Transcriptional analysis of nucleolar dominance in polyploid plants: Biased expression/silencing of progenitor rRNA genes is developmentally regulated in Brassica

Abstract: Nucleolar dominance is an epigenetic phenomenon that describes the formation of nucleoli around rRNA genes inherited from only one parent in the progeny of an interspecific hybrid. Despite numerous cytogenetic studies, little is known about nucleolar dominance at the level of rRNA gene expression in plants.

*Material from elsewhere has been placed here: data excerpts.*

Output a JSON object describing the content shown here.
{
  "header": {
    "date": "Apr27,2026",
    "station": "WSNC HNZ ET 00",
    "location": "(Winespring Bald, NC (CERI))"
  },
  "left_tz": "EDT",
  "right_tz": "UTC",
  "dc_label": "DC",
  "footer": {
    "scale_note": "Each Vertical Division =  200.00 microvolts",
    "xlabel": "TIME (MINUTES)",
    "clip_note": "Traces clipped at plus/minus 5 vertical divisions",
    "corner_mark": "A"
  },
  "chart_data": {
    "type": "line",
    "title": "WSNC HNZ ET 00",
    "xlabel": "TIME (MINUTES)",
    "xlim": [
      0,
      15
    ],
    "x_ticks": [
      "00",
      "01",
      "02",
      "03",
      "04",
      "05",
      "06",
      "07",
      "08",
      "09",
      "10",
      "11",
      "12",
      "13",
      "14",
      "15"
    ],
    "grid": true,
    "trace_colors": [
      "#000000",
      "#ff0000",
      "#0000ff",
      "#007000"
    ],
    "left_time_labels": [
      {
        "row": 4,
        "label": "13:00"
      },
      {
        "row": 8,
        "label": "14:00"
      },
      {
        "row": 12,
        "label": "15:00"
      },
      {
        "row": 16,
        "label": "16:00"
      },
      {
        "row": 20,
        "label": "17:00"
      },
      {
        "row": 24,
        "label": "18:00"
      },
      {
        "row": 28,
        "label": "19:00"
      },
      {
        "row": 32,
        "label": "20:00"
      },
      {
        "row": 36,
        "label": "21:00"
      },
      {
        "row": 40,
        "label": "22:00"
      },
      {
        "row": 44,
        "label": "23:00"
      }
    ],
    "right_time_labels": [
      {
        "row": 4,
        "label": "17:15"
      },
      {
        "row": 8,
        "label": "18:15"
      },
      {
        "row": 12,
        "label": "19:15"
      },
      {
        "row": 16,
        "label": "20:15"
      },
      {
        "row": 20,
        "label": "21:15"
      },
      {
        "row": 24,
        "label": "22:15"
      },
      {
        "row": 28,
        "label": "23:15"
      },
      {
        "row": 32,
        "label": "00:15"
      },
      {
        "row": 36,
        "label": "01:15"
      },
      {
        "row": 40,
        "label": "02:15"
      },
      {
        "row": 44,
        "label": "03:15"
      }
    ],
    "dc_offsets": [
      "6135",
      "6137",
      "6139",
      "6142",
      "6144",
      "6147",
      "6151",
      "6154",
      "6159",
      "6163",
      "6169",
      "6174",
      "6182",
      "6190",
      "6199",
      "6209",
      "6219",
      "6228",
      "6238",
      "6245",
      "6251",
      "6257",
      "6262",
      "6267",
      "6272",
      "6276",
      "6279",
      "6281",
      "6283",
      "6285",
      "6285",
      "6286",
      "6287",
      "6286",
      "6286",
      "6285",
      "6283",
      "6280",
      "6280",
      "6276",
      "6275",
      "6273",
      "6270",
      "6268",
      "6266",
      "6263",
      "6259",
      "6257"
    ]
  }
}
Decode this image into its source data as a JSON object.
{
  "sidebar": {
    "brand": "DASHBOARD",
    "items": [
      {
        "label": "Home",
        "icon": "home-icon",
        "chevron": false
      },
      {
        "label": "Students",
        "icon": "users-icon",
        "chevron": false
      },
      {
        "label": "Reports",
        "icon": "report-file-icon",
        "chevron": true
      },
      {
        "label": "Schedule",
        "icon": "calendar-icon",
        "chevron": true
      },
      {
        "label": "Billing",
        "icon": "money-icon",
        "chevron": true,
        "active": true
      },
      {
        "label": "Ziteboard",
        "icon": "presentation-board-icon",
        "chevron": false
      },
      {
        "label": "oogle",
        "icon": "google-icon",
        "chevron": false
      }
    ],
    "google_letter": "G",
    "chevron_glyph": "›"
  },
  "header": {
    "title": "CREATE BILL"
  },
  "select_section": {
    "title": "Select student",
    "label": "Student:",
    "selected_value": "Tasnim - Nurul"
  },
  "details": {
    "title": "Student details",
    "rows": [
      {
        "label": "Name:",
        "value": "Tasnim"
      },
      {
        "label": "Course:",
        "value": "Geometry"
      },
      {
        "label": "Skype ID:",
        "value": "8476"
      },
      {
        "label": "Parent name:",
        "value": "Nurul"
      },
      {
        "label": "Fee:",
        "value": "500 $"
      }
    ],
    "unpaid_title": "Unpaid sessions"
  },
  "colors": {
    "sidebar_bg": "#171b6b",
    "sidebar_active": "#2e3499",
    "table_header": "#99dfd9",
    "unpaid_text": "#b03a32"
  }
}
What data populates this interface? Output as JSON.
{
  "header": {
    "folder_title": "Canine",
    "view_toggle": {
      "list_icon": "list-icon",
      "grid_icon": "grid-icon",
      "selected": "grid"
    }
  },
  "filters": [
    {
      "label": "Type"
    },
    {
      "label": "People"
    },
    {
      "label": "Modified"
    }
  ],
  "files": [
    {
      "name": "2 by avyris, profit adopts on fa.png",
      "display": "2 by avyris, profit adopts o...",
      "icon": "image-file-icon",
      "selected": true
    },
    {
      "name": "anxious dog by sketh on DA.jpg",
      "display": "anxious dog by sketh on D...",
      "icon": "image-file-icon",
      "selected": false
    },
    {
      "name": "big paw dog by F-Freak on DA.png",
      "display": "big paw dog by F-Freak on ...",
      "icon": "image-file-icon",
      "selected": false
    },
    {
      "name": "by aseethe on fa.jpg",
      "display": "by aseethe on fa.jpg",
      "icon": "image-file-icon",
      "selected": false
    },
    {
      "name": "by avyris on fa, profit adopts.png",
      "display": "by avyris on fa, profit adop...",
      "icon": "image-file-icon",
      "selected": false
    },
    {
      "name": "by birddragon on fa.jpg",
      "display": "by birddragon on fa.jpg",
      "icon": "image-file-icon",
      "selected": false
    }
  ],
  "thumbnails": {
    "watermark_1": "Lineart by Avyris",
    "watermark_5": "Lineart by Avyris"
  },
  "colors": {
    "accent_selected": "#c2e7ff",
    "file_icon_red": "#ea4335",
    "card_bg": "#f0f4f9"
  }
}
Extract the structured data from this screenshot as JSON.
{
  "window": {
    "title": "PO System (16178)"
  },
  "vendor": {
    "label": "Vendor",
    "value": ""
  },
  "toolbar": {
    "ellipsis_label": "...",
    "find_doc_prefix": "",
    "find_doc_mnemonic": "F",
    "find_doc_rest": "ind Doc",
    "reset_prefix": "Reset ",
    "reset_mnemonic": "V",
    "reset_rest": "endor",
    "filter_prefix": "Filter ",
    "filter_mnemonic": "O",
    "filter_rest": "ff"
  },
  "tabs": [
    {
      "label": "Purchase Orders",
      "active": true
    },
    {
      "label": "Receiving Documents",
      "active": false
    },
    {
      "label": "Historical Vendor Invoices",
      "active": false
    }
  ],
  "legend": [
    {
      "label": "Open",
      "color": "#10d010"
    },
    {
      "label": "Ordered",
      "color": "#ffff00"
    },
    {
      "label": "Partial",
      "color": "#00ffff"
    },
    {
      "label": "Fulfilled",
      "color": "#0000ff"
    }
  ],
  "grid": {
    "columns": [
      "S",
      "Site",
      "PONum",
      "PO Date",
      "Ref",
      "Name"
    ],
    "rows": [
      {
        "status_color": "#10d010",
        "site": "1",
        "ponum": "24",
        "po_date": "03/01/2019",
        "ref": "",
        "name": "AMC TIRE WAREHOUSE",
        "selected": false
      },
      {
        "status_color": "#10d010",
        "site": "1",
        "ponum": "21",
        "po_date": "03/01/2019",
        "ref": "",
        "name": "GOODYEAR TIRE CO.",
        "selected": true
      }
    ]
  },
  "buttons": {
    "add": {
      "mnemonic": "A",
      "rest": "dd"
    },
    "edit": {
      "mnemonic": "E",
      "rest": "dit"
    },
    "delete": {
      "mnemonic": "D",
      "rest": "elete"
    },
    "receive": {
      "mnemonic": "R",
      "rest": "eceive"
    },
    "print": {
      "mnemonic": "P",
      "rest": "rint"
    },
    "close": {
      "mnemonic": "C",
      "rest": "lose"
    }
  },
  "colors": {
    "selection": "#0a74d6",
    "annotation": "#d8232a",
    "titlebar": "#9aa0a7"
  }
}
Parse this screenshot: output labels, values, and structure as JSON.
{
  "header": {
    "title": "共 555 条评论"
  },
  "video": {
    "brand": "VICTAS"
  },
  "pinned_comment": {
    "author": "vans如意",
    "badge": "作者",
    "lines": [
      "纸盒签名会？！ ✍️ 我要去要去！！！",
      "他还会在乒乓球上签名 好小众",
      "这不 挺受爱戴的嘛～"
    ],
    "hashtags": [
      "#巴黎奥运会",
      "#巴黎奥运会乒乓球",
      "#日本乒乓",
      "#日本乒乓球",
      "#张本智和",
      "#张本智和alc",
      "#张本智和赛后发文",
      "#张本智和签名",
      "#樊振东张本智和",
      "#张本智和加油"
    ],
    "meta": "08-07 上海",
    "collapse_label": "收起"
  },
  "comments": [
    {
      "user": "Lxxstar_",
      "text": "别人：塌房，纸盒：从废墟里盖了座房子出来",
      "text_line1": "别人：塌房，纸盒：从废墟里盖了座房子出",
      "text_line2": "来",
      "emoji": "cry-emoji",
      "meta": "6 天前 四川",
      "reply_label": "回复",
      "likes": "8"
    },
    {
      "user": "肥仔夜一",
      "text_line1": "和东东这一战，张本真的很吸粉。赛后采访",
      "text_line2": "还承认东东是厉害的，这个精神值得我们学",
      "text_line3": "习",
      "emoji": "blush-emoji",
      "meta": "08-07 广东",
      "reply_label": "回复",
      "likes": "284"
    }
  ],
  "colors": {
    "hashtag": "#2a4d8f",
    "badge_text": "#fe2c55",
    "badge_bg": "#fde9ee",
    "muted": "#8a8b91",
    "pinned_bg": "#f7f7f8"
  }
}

We used S1 nuclease protection and primer extension assays to define nucleolar dominance at a molecular level in the plant genus Brassica. rRNA transcription start sites were mapped in three diploids and in three allotetraploids (amphidiploids) and one allohexaploid species derived from these diploid progenitors. rRNA transcripts of only one progenitor were detected in vegetative tissues of each polyploid. Dominance was independent of maternal effect, ploidy, or rRNA gene dosage. Natural and newly synthesized amphidiploids yielded the same results, arguing against substantial evolutionary effects. The hypothesis that nucleolar dominance in plants is correlated with physical characteristics of rRNA gene intergenic spacers is not supported in Brassica. Furthermore, in Brassica napus, rRNA genes silenced in vegetative tissues were found to be expressed in all floral organs, including sepals and petals, arguing against the hypothesis that passage through meiosis is needed to reactivate suppressed genes. Instead, the transition of inflorescence to floral meristem appears to be a developmental stage when silenced genes can be derepressed.